AI systems are trained on historical data that reflects existing biases in academia. Suppose most highly cited authors in a field are male, from elite institutions in North America and Europe. In that case, the algorithm is likely to perpetuate this bias in visibility and recommendation tools. The result? A feedback loop that amplifies inequality.

The opacity of AI models compounds the problem. Publishers treat these tools as trade secrets. Researchers often don’t know how their manuscripts were triaged, what metrics determined rejection, or why a competitor’s paper was promoted in a recommendation engine.

Worse, there is almost no external audit of these systems. No third-party validation. No appeals process. If your work is misclassified, wrongly flagged for plagiarism, or suppressed by an algorithm, your recourse is limited.

And then there’s the broader issue of power asymmetry. Publishers have positioned themselves as indispensable intermediaries. But they now control more than the journals. They control the platforms, the algorithms, the data flows, and the tools used to judge scholarly worth.

Conclusion

Artificial intelligence has become the invisible scaffolding of modern academic publishing. From submission to review to dissemination, AI is shaping the flow of scholarly knowledge. It offers speed, efficiency, and scalability. But it also reinforces centralization, exacerbates bias, and commodifies the research process.
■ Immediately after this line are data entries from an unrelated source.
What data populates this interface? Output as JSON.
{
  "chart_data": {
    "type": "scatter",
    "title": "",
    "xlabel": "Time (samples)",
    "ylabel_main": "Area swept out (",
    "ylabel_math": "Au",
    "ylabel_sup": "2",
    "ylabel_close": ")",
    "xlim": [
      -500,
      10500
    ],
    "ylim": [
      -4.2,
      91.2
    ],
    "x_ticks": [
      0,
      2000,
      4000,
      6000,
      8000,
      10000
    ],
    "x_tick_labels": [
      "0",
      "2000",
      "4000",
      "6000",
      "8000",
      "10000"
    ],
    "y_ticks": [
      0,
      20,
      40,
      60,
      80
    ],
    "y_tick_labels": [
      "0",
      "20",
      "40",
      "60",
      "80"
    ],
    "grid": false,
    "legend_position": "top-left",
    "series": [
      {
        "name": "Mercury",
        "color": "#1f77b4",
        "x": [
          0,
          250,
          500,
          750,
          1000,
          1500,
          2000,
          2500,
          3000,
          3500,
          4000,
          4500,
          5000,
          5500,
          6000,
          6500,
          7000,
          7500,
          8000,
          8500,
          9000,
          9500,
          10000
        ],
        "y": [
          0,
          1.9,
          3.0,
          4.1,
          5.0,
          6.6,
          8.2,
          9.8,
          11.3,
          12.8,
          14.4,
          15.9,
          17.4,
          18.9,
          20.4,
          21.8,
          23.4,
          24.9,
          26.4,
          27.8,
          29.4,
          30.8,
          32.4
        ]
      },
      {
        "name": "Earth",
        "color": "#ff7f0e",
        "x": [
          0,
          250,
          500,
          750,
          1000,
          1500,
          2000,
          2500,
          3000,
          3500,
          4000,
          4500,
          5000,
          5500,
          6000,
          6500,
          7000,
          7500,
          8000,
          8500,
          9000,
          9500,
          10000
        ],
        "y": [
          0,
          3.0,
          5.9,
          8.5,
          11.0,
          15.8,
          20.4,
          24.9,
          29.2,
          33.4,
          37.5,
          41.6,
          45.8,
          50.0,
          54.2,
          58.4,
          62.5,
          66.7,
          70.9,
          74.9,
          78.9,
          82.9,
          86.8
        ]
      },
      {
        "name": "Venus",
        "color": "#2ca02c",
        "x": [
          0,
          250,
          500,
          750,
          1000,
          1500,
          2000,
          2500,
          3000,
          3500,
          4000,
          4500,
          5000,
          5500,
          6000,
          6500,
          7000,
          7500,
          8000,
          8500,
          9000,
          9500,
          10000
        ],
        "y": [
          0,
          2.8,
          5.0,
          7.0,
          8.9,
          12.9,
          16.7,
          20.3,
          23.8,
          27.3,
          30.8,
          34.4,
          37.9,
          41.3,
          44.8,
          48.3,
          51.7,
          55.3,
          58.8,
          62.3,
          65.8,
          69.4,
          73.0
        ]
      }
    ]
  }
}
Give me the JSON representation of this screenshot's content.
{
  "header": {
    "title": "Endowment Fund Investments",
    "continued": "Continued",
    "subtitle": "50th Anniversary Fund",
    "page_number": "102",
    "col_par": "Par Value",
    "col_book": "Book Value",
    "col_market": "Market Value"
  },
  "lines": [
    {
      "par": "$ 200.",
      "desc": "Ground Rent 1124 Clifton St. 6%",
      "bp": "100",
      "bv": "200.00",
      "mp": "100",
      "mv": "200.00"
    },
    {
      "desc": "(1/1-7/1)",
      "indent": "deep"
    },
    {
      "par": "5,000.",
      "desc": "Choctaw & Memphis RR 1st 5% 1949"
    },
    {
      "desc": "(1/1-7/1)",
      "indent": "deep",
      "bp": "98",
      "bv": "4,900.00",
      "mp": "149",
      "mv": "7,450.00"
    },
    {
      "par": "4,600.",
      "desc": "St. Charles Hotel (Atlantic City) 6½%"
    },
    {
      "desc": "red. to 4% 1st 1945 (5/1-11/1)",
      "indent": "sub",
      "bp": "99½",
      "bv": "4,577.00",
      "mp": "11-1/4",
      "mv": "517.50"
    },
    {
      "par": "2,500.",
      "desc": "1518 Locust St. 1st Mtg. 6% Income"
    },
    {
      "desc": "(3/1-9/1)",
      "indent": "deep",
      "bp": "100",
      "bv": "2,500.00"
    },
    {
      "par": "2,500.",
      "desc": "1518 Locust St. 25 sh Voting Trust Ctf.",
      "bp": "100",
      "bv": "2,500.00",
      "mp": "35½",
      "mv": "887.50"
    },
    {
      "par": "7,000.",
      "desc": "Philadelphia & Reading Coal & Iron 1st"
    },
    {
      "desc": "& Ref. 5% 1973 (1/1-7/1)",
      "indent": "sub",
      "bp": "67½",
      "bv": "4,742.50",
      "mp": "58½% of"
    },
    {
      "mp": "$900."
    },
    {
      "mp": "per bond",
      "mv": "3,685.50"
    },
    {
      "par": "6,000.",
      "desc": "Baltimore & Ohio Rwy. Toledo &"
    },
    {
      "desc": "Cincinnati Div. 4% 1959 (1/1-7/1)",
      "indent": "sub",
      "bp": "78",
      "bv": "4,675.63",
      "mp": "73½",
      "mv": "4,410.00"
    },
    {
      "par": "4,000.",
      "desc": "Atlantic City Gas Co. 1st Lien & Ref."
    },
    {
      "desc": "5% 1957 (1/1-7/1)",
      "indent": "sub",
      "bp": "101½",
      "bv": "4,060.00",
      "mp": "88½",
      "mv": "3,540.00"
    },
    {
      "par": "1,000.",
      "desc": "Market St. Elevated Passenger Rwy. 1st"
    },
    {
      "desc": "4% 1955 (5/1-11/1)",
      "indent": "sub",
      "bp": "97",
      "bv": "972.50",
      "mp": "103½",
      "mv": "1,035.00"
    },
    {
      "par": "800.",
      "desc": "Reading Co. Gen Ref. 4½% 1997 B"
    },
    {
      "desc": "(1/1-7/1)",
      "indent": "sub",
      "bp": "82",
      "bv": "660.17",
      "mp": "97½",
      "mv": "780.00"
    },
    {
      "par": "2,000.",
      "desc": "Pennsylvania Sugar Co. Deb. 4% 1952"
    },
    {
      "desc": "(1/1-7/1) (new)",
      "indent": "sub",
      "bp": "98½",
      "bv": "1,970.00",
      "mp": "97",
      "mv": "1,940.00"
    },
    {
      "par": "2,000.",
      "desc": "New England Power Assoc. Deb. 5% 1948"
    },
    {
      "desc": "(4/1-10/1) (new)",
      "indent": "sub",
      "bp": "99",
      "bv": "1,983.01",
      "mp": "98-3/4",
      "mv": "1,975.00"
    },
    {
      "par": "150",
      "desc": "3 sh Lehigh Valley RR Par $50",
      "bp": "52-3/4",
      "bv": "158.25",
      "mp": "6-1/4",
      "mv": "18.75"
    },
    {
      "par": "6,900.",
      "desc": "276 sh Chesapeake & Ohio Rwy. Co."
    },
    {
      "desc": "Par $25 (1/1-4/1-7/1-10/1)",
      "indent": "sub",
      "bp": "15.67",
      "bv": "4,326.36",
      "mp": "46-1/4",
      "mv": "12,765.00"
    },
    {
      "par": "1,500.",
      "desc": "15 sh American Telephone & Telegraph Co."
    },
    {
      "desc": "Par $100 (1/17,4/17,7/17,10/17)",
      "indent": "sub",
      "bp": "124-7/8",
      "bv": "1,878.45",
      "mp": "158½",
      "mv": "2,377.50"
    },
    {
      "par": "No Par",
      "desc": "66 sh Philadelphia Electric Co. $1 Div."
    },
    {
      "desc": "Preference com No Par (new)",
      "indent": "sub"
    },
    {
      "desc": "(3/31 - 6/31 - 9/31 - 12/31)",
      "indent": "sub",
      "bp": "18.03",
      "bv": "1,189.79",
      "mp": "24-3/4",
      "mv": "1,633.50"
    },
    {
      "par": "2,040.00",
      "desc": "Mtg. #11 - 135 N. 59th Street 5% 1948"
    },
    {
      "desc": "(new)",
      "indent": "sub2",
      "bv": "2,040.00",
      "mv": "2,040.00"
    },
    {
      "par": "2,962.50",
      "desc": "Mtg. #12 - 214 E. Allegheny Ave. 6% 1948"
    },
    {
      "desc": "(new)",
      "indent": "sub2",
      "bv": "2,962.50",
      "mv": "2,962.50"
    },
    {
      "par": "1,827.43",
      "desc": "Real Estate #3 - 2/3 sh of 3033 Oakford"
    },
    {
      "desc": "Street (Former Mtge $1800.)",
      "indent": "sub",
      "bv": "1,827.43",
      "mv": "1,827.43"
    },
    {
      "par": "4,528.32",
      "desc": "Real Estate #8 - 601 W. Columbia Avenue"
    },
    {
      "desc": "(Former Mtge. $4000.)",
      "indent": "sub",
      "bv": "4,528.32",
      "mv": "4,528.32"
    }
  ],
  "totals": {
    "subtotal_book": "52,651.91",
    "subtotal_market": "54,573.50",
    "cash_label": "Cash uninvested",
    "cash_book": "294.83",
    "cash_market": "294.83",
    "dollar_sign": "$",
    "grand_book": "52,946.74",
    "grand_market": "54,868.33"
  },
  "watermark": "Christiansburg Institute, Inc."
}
The big publishers didn’t invent AI. But they have mastered the art of using it to entrench their dominance. What began as a digital transition has evolved into a data takeover, with AI at the forefront. The tools may be new, but the game remains the same: control the content, control the system, control the profit.

If academia wants to reclaim its autonomy, it must engage more critically with the AI infrastructures now embedded in scholarly publishing. That means demanding transparency, supporting open infrastructure, and building alternatives that prioritize access over algorithms.